In a 2013 report, Lawrence Tomlinson, then Entrepreneur in Residence at the Department for Business, Innovation and Skills, outlined a model deployed by the banking industry to “artificially distress an otherwise viable business and through their actions put them on a journey towards administration, receivership and liquidation”. The model, identified (and castigated) by Tomlinson, is ingenious. And in its main thrust, though not in its details, its analysis of the relationship between a major stakeholder and its clients finds powerful echoes in the financial relationship between the government and the NHS.
In Tomlinson’s model, the process might begin with a bank’s client committing a technical breach of a loan agreement which has “no bearing on the performance or viability of the business”. Then a series of responses by the bank could tip the client into financial distress.

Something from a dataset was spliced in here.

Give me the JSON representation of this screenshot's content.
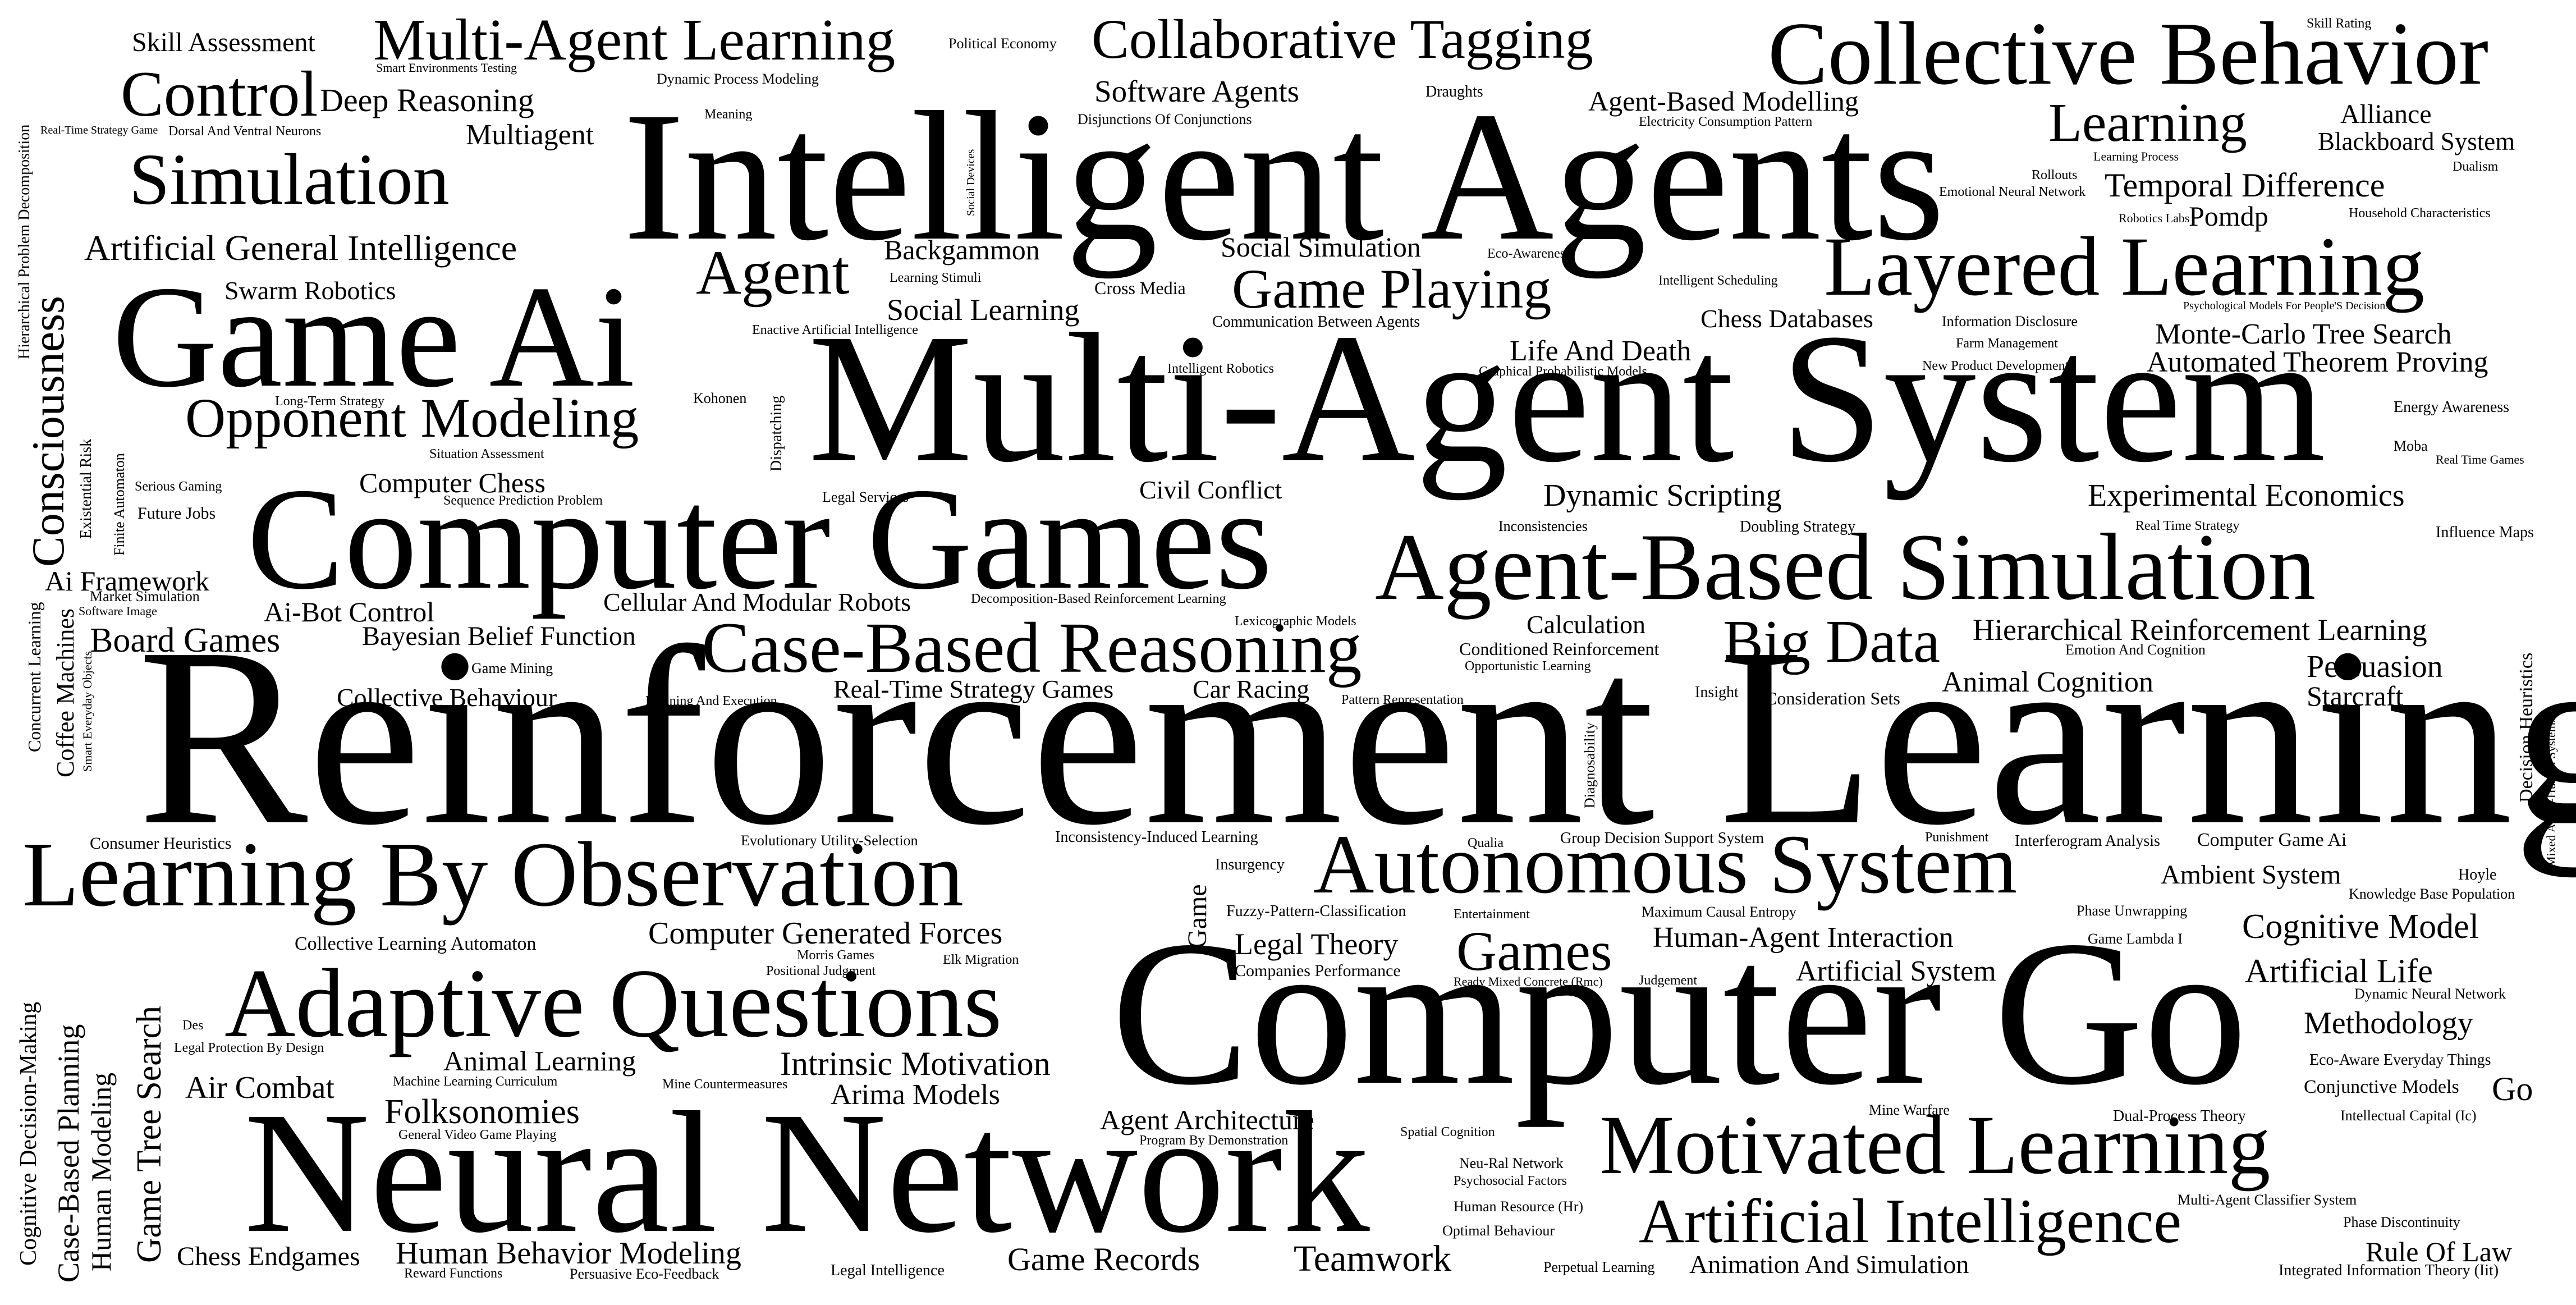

The first response might include classifying the client as distressed, which would make it very hard for the client to switch to an alternative bank. Then a fee was sometimes charged to continue with current lending, and the interest rate increased. With these and other extra costs, a previously viable business could become insolvent. And the process might culminate in liquidation of the borrower – a process which often realises much lower “fire sale” prices for assets than an orderly disposal.
Like the distressed commercial borrower in the Tomlinson model, the English hospitals are largely tied to a single funder – the government. Most have seen their finances sharply deteriorate in recent years. Just four years ago, only 25 of the 245 hospital trusts were in deficit. In 2016, 156 were in deficit.
Two main triggers helped precipitate this financial decline. First, the Public Accounts Committee (PAC) report that central government cuts meant that spending on social care provision by local authorities was reduced by 10 per cent in real terms between 2010 and 2015, while demand for such care was increasing. Hospitals were unable to discharge patients whose hospital treatment was complete. The government watchdog, the National Audit Office (NAO), reported that towards 3 million hospital bed days per year have been lost on this account. The distressing consequences for patients awaiting treatment have been well publicized. But the blockage also deprived hospitals of the substantial income (approaching a billion pounds, according to the NAO) which could have been earned if those beds had been used to treat patients.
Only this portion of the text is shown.